At his point the commander is to take a "return of the militia" which is essentially a list of everyone's arms that will be used for militia duty.

That is the extent of permissible government listing of the citizen's arms.

So, to get a constitutional registration of (some) arms; we must have a militia law in force and many present gun restrictions (assault weapon ban in particular) will need to be repealed.
SirVLCIV
QUOTE(astronerd @ Feb 16 2004, 03:55 AM)
QUOTE(DaytonRocker @ Feb 15 2004, 12:36 PM)
...So yes, registering guns is completely constitutional because you do not have a RIGHT to own a gun outside of military service unless the STATE gives it you. So, if they say you need to stand on your head naked, sing "Beer for my Horses", and sign a dotted line with the appendage of your choice before you can own a gun, that's what you'll have to do. And the federal government cannot stand in the way of that. THAT is what the second amendment does.


The Constitutionality of registration differs depending on one's vantage point.

If you are a criminal, then registration is UN-Constitutional. In Haynes vs. United States, the U.S. Supreme Court in 1968 ruled 7-1 that compelling registration by those who may not lawfully possess firearms amounts to a violation of the Fifth Amendment's proscription against forced self-incrimination.

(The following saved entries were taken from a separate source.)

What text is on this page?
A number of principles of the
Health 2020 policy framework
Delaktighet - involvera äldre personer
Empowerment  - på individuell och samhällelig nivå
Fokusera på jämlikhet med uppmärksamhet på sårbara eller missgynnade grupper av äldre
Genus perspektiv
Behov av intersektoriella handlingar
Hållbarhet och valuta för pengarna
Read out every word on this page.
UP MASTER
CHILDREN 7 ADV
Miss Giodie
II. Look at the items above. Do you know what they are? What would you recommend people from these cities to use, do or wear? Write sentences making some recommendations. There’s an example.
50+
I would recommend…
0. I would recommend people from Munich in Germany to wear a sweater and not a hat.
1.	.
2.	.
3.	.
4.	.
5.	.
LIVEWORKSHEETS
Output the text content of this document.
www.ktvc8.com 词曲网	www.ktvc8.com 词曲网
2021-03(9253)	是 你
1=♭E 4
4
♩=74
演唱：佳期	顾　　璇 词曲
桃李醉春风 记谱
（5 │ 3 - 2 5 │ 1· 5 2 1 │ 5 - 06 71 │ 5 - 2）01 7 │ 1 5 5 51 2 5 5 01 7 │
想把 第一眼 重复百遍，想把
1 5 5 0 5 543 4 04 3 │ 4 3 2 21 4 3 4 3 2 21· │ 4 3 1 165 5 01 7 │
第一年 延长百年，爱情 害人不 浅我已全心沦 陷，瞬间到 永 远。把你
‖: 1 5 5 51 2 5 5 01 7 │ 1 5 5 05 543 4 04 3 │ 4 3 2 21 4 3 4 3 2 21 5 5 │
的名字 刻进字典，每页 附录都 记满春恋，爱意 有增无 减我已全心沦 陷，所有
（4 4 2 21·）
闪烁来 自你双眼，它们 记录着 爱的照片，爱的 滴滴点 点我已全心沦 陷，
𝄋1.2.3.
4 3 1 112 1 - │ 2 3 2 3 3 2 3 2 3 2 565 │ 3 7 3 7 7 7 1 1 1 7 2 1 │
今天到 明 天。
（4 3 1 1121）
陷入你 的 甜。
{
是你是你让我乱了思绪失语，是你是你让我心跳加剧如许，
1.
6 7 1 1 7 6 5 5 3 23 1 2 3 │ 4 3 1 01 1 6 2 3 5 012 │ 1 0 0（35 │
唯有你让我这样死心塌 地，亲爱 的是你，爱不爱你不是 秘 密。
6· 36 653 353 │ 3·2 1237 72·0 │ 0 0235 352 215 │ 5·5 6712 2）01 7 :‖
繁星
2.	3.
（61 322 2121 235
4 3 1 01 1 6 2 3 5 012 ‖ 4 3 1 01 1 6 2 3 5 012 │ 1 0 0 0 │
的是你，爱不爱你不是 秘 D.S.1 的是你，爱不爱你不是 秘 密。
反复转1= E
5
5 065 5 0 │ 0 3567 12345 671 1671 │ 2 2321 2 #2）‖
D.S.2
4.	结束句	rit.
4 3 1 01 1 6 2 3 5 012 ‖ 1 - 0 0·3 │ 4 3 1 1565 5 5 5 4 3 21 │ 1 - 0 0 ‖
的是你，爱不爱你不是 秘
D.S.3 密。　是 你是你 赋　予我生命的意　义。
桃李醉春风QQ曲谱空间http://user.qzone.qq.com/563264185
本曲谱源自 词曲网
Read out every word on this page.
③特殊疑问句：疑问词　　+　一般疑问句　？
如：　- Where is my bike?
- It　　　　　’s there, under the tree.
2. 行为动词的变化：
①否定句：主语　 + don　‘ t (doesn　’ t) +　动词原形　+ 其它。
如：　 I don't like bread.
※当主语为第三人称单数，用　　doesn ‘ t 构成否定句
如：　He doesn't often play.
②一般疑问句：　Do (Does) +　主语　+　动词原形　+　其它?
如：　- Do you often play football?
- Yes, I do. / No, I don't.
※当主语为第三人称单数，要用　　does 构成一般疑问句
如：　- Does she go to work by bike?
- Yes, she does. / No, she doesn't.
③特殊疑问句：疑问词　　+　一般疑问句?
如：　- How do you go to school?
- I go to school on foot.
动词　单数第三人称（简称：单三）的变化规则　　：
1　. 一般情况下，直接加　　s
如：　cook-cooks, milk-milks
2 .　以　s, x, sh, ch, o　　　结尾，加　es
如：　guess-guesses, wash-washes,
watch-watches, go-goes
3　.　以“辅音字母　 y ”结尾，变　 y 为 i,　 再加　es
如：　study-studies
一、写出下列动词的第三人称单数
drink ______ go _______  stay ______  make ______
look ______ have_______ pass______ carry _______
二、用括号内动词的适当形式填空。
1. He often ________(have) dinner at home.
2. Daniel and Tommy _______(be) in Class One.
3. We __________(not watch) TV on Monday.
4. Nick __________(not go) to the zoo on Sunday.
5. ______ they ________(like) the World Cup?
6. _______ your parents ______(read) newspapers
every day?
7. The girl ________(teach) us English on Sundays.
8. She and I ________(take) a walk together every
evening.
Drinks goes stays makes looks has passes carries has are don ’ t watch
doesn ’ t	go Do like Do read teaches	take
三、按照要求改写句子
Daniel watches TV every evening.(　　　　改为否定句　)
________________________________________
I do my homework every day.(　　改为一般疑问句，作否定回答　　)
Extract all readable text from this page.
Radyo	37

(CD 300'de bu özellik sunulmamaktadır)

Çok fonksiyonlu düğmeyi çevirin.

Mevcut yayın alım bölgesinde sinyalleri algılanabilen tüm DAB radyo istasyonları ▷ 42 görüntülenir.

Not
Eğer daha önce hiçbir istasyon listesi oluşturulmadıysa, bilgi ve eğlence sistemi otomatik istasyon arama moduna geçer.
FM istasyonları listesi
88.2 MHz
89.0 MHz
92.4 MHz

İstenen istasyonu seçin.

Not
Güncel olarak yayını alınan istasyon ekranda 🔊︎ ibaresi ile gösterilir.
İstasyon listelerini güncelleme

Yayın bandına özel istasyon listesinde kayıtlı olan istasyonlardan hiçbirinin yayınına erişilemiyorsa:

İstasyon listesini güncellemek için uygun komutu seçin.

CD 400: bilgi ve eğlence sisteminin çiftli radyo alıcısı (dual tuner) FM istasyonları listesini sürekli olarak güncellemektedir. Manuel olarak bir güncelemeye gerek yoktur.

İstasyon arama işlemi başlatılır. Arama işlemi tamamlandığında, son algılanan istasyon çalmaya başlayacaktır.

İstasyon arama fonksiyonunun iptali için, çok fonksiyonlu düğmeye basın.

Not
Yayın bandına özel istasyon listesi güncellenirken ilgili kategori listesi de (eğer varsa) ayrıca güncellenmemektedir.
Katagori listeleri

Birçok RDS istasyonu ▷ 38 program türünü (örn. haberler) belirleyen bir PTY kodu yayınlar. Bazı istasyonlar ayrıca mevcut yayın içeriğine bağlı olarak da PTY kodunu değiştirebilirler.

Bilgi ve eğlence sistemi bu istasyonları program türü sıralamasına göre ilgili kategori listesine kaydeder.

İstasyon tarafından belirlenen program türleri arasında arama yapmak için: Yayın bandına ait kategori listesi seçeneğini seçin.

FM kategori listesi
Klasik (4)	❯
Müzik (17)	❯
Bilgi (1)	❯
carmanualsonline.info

For the law abiding citizen, in the Kastigar vs. United States, 406 U.S. 441 (1972) decision, the court has ruled that registration of firearms only applies to lawful citizens, not to felons.

A felon can not be charged with possesing an un-registered gun!

How weird is that?

QUOTE(DaytonRocker @ Feb 15 2004, 12:36 PM)
...A well-regulated, unorganized militia...sheesh...sounds like military intelligence. A complete oxymoron.


Oh, yes... "Well Regulated"... To understand the context of usage, one needs to go back to the time and place of usage to find intent. In dictionaries of the early 1800's, the term meant properly functioning as in a "well regulated clock", one that keeps proper time... Something or someone or a group that does it's job well.

And "unorganized" is a term from the 50's... That's when the US Code for the defination of a militia was last updated.

I think the problem with this, is that it is against the law for a convicted felon to own a gun, registered or not.

http://www.newsday.com/news/politics/wire/...0,3841754.story

QUOTE
U.S. law forbids felons from owning guns, with a few exceptions for antitrust and trade violations.



(Sorry, I haven't the time to find any sites that expressly state the laws).
SirVLCIV
My opinion: I'm against a federal law regarding registration (the federal government doesn't mandate registering cars, or voting). I would support a state law to require registered firearms.